Decker wusste nicht, wie er darauf reagieren sollte, also schwieg er, saß auf dem Bett und lauschte ihren Atemzügen. In der einsetzenden Stille spürte er, wie sich irgendetwas zusammenbraute. Es fühlte sich an wie eine plötzliche, drückende Gewitterschwüle, bevor die ersten Blitze zuckten.
Decker wollte etwas sagen, doch Mary kam ihm zuvor.
»Verändert es dich immer noch?«, fragte sie.
Er wusste, was sie meinte. »Ich glaube schon. Andererseits verändert sich unser aller Persönlichkeit mit den Jahren, ob auf normale Weise oder nicht … was immer sein mag.«
»Aber du bist der Einzige, den ich kenne, der vielleicht verstehen kann, wie es mir geht.«
Er hörte ein klatschendes Geräusch, als würde sie sich selbst ins Gesicht schlagen, um das zu vertreiben, was sie nach und nach umbrachte. Verzweifelt suchte er nach Worten, um das Gespräch nicht abreißen zu lassen.
»Hast du nicht gesagt, dass du Therapiestunden nimmst, Mary? Mir hat es geholfen. Es würde auch dir guttun.«
»Ich habe eine Therapie gemacht, hab aber damit aufgehört.«
»Warum?«, fragte er mit wachsender Beunruhigung.
»Sie haben mir alles gesagt, was ich wissen musste. Danach wäre es nur noch Zeitverschwendung gewesen. Und ich habe keine Zeit zu verschwenden, keine einzige Sekunde.« Der Fluch hing in der Luft wie Pulverrauch nach dem Abfeuern einer Waffe.

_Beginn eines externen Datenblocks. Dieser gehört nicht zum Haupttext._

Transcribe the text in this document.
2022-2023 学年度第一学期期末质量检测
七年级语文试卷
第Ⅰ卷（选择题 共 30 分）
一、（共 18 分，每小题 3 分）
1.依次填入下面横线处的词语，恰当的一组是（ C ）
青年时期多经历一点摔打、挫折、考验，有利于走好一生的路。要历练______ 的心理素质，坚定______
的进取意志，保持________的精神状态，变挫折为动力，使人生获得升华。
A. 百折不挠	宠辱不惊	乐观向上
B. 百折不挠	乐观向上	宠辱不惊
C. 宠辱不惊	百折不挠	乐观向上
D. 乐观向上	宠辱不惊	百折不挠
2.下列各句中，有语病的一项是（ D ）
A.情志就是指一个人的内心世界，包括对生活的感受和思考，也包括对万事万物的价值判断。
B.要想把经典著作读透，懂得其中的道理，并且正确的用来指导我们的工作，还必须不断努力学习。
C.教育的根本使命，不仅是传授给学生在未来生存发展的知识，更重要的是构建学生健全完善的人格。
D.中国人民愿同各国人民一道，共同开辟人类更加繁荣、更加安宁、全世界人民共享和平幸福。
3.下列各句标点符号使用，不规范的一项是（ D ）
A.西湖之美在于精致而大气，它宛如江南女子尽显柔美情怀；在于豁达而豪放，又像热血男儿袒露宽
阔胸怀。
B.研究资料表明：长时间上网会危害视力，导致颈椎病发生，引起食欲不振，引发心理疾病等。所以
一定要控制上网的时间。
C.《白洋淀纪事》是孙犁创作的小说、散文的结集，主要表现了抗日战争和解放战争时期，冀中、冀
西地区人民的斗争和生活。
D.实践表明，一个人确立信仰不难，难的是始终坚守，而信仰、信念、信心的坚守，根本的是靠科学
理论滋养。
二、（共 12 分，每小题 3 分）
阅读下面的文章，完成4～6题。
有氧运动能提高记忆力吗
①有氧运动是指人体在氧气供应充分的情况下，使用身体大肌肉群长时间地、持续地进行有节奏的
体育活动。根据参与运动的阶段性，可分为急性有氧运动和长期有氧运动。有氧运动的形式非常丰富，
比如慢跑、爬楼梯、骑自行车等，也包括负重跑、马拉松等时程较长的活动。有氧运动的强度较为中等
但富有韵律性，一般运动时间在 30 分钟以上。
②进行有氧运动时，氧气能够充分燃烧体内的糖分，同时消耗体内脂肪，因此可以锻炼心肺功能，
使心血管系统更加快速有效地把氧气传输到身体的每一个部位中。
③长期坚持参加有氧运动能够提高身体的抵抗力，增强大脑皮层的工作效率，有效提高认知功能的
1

Mit einem Mal fröstelte Decker. »Bitte, Mary, sag mir, was los ist. Ich spüre doch, dass irgendwas nicht stimmt.«
»Heute habe ich Sandy vergessen«, brach es aus ihr heraus, scharf wie ein Pistolenschuss. »Kurz bevor sie und Earl nach Cleveland gefahren sind. O Gott, Amos, ich habe meine eigene Tochter vergessen!«
»Es passiert jedem mal, dass man einen Namen vergisst, Mary«, erwiderte Decker beinahe erleichtert, denn mit etwas Ähnlichem hatte er gerechnet. Nicht aber mit dem, was Mary als Nächstes sagte.
»Ich habe nicht ihren Namen vergessen. « Es folgte eine längere Pause. Decker hörte ihr Atmen, dann einen Schluchzer, trocken und erstickt.
»Du meinst …«, setzte Decker an.
Sie sprach weiter, als hätte sie ihn gar nicht gehört. »Erst kurz bevor ich dich angerufen habe, ist mir wieder eingefallen, wer sie ist. Und das auch nur, weil ich auf ein Foto mit ihrem Namen geschaut habe. Ich hatte vergessen, dass ich eine Tochter habe, Amos. Eine Zeit lang gab es für mich keine Sandy Lancaster mehr. Kannst du dir vorstellen, wie furchtbar das ist?«
Er glaubte die Tränen zu sehen, die ihr über die Wangen liefen.
»Ich war kurz davor, sie für immer zu verlieren. Mein eigenes Kind, Amos.«
»Ich komme zu dir, Mary. Du solltest jetzt nicht allein sein. Ich verstehe nicht, dass Earl weggefahren ist, ohne …«
Sie ließ ihn nicht ausreden. »Earl weiß nicht, dass ich alleine bin. Er hätte es niemals zugelassen. Er achtet immer sehr darauf, dass jemand bei mir ist.«
Decker erhob sich vom Bett und stand starr vor Sorge da. Als Mary fortfuhr, klang ihre Stimme beinahe triumphierend. Er spürte, wie ihm der kalte Schweiß ausbrach.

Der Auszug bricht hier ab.